Out of the Shadows: Joshua Reynolds’ Celebrity Portraiture and the Market for Mezzotints in 18th-Century BritainJuly 2, 2011–Sept. 26, 2011
Huntington Art Gallery, Works on Paper Room
One of the most innovative and popular mediums of the great age of 18th-century British art, mezzotint engraving altered the way images were produced and seen by an ever-growing and discerning audience. Building on the tradition of linear printmaking that began with Durer’s woodcuts in the 15th century, English engravers developed a new tonal technique that provided an unprecedented level of textural refinement and expressive detail through light and shadow, rivaling that of the monumental oil paintings of masters such as Joshua Reynolds, George Romney, and Thomas Gainsborough.
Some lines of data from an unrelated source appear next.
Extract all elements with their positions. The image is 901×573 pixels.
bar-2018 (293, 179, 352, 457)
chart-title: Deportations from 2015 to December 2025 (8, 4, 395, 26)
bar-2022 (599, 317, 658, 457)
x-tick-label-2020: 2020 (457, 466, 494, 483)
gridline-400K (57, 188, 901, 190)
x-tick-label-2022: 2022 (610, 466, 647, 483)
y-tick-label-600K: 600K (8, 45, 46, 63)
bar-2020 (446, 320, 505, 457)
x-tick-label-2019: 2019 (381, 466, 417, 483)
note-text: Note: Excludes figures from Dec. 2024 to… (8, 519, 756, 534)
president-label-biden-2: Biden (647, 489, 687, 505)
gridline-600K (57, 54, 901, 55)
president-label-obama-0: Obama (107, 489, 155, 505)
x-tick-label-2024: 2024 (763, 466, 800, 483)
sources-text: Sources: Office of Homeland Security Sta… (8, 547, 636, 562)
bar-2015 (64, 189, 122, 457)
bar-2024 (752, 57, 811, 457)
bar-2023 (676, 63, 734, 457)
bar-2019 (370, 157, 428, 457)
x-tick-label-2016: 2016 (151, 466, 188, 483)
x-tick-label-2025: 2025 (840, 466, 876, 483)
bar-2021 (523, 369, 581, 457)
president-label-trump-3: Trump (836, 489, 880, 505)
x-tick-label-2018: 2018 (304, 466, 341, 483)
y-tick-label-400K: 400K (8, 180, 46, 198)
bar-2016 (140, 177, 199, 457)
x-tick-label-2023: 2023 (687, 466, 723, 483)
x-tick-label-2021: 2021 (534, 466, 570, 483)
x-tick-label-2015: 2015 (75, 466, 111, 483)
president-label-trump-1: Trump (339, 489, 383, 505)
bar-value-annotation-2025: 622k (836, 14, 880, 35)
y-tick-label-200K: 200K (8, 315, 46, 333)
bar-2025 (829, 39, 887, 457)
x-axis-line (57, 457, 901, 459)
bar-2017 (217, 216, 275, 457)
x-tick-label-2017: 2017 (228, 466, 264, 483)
Lord Amherst, 1766, James Watson after Joshua Reynolds, Mezzotint, Huntington Library, Art Collections, and Botanical Gardens.
“Out of the Shadows: Joshua Reynolds’ Celebrity Portraiture and the Market for Mezzotints in 18th-century Britain” celebrates this rich period of mezzotint with 13 works from The Huntington’s collections. Highlighting the role of mezzotint in the development and dissemination of portraits
after those of the most prolific portrait painter of the period, the exhibition includes works by engravers Valentine Green, James Watson, John Dixon, and John Jones, illustrating the popularity, breadth, and richness of mezzotint as a medium, as well as the development and transformation of artistic production and the role of the artist in 18th-century England.
Henry George Herbert as “The Infant Bacchus,” 1776, John Raphael Smith after Joshua Reynolds, Mezzotint, Huntington Library, Art Collections, and Botanical Gardens.